Over the yellow stone, plaster had been applied, to make the building glow a pure, unsullied white.
It must have been magnificent when it was new, Shana thought, wishing that she could have seen it.
Surely it had gleamed in its little green park like a moonstone on velvet.
Now most of the windows were dark, empty sockets. The plaster had fallen from the stone, leaving large patches of yellow. The stonework itself was cracked, and the grass was taking over the path. The trees and bushes had been allowed to spread without hindrance, and were shaggy and unkempt, except where the sheep had nibbled them.
Still, there was something impressive about it even yet. Certainly taken as a unit, with the building and the cavern that housed it counting as “the Citadel,” it was the single most remarkable piece of human handiwork Shana had ever seen. They rivaled even the elven-built city in some ways, because the city had been mostly built by human hands, not elven magic.

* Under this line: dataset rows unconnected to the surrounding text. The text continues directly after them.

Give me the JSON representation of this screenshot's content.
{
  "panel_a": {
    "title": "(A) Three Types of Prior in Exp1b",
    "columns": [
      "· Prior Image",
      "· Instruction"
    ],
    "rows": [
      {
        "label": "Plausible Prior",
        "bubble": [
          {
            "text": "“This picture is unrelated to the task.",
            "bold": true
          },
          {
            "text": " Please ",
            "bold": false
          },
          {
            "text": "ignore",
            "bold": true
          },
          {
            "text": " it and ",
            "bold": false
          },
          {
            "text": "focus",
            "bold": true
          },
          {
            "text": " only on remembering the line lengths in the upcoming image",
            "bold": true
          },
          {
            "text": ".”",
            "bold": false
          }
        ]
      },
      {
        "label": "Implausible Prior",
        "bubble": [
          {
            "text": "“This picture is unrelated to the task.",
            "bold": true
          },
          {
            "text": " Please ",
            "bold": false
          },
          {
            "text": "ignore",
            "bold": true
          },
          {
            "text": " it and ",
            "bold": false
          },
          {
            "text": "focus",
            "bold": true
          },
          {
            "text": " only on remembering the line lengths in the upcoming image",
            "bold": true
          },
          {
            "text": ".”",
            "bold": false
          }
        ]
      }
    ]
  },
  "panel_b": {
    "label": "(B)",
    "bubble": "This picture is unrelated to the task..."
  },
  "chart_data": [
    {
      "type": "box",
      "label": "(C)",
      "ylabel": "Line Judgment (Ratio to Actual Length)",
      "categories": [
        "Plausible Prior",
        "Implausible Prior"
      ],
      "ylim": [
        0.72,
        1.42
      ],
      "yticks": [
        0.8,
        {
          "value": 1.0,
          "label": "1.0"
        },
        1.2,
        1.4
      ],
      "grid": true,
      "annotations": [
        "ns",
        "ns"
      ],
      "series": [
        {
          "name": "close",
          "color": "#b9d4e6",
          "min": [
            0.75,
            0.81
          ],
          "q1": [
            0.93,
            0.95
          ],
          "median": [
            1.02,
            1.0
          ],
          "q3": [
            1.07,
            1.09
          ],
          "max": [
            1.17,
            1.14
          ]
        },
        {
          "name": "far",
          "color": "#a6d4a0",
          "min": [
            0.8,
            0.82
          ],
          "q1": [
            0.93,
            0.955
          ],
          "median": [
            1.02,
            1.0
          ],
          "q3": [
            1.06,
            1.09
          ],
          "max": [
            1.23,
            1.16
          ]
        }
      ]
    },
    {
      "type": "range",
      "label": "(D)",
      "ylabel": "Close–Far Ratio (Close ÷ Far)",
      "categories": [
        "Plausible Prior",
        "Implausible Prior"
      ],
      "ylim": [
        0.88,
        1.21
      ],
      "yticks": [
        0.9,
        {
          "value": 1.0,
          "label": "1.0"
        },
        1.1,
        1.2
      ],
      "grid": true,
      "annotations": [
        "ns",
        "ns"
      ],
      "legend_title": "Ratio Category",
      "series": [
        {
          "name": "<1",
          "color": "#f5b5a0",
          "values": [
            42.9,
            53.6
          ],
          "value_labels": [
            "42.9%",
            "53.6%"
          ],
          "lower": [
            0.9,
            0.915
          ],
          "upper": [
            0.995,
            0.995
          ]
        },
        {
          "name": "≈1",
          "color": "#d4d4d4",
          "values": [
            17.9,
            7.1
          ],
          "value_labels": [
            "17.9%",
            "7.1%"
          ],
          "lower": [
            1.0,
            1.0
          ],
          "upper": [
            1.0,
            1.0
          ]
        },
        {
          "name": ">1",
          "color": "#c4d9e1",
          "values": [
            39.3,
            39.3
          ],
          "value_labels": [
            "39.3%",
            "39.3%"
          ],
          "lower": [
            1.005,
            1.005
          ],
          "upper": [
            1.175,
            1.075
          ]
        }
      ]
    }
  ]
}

The Citadel was entirely halfblood work, and constructed entirely by magic.
And that it all stood after these many hundreds of years was a further testament to the powers of those old wizards.

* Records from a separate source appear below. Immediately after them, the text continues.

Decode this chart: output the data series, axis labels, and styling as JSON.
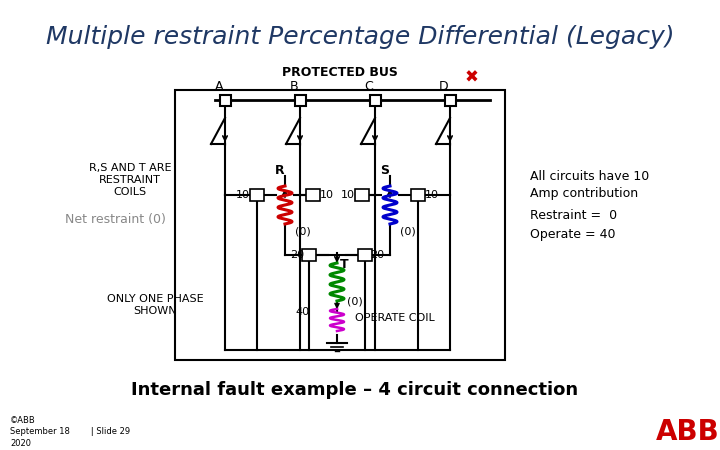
{
  "title": "Multiple restraint Percentage Differential (Legacy)",
  "title_color": "#1F3864",
  "title_fontsize": 18,
  "bg_color": "#FFFFFF",
  "protected_bus_label": "PROTECTED BUS",
  "bus_labels": [
    "A",
    "B",
    "C",
    "D"
  ],
  "left_note1": "R,S AND T ARE\nRESTRAINT\nCOILS",
  "left_note2": "Net restraint (0)",
  "left_note2_color": "#888888",
  "left_note3": "ONLY ONE PHASE\nSHOWN",
  "right_note1": "All circuits have 10\nAmp contribution",
  "right_note2": "Restraint =  0\nOperate = 40",
  "bottom_label": "Internal fault example – 4 circuit connection",
  "footer_left": "©ABB\nSeptember 18        | Slide 29\n2020",
  "x_mark_color": "#CC0000",
  "coil_R_color": "#CC0000",
  "coil_S_color": "#0000CC",
  "coil_T_color": "#008800",
  "operate_coil_color": "#CC00CC",
  "abb_red": "#CC0000"
}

They must have been so powerful
…
“Well, come along, Shana,” Rennis said, patting her on the shoulder, startling her. “You have a lot of things you have to do so you can get settled in.” He walked forward and down the steps, leading his horse carefully so that it didn’t stumble.

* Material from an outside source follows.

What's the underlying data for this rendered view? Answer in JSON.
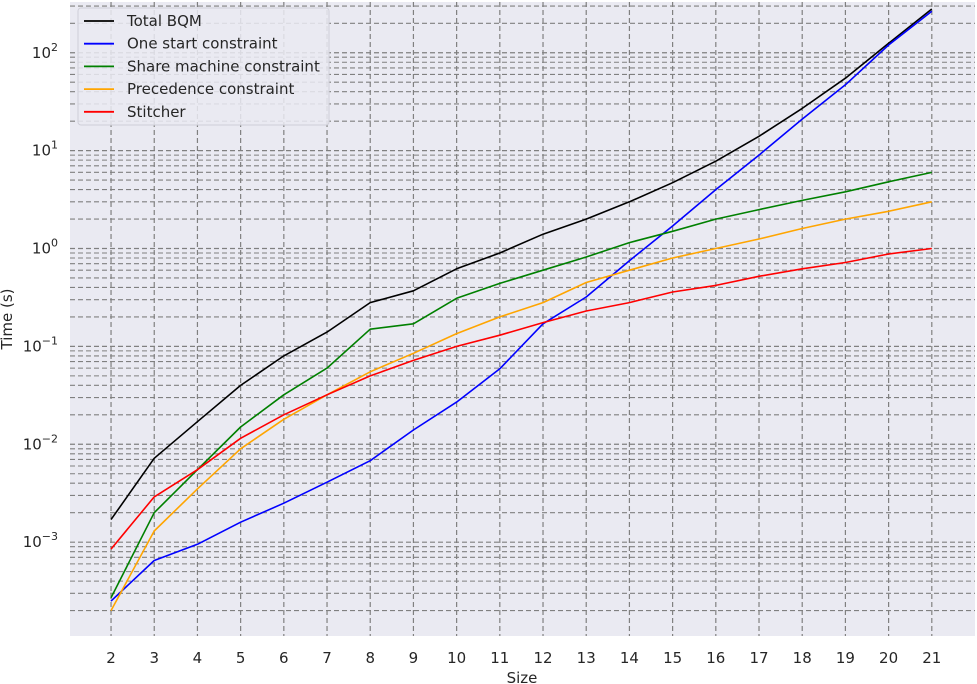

“I do?” she said, following him, while Zed strode ahead of them stiffly, already leading his horse up the path to the Citadel.
“Of course,” Rennis replied indulgently, looking back over his shoulder at her. “You’ll have to meet your master, be shown your quarters, learn where everything is—”
“Wait!” Shana said, stopping dead in the middle of the path, alarmed at the word “master.”
“I thought you said there weren’t any slaves here!”
“What?” Rennis turned back to her with a face full of astonishment. “Of course there aren’t any slaves—”
She planted her feet far apart, and set her hands on her hips. “Then why am I going to have a master?” she asked, raising her chin aggressively.
To her surprise—and anger—Rennis began to laugh. She’d had more than enough of being laughed at lately, she thought with annoyance. It wasn’t
her
fault she didn’t understand things! She would very much have liked to see how
he
would do, plopped down in the middle of the Lair!
“I’m sorry, child,” Rennis said—though he didn’t sound in the least sorry. He wiped his eyes with the back of his hand. “I keep forgetting how little you know of us. Your ‘master’ will be a senior wizard, Denelor Vyrthan, and he will be your ‘master’ only in the sense that he is the master of his magical abilities and your teacher, while you will be his apprentice and his pupil. Along with several other young wizards, of course. Mind, you
will
be expected to clean up and cook for him, and do a few other things for him; that’s what apprentices do to pay for their teaching. But you’ll have several other youngsters to share the work with you.”
“Oh,” Shana replied, since some sort of reply seemed in order. “All right, then. But I can’t cook.”
“I suppose not,” Rennis replied thoughtfully. “Well, you ought to learn. If you go out on a journey, how do you expect to get your meals otherwise?”
She’d eat them raw, of course, she thought derisively. What was wrong with that?
“Now, first things first,” Rennis said, resuming his journey towards the building. “Let’s see about your quarters…”
Shana had somehow gotten the impression that living among the wizards would be very like living among the Kin.
She learned that in some ways she had been right, but in most ways she was completely wrong.
Dragons seldom needed to “clean up” anything, with the exception of Keman, who needed to clean the pens of his pets, sometimes daily. But that was a simple process of raking out excrement and throwing down fresh sand or straw.
When Shana had been held in the slave pens, there hadn’t been anything to “clean up” either. Slaves owned nothing, their bedding was taken away periodically and exchanged for new, their tunics taken away daily, and they themselves washed daily.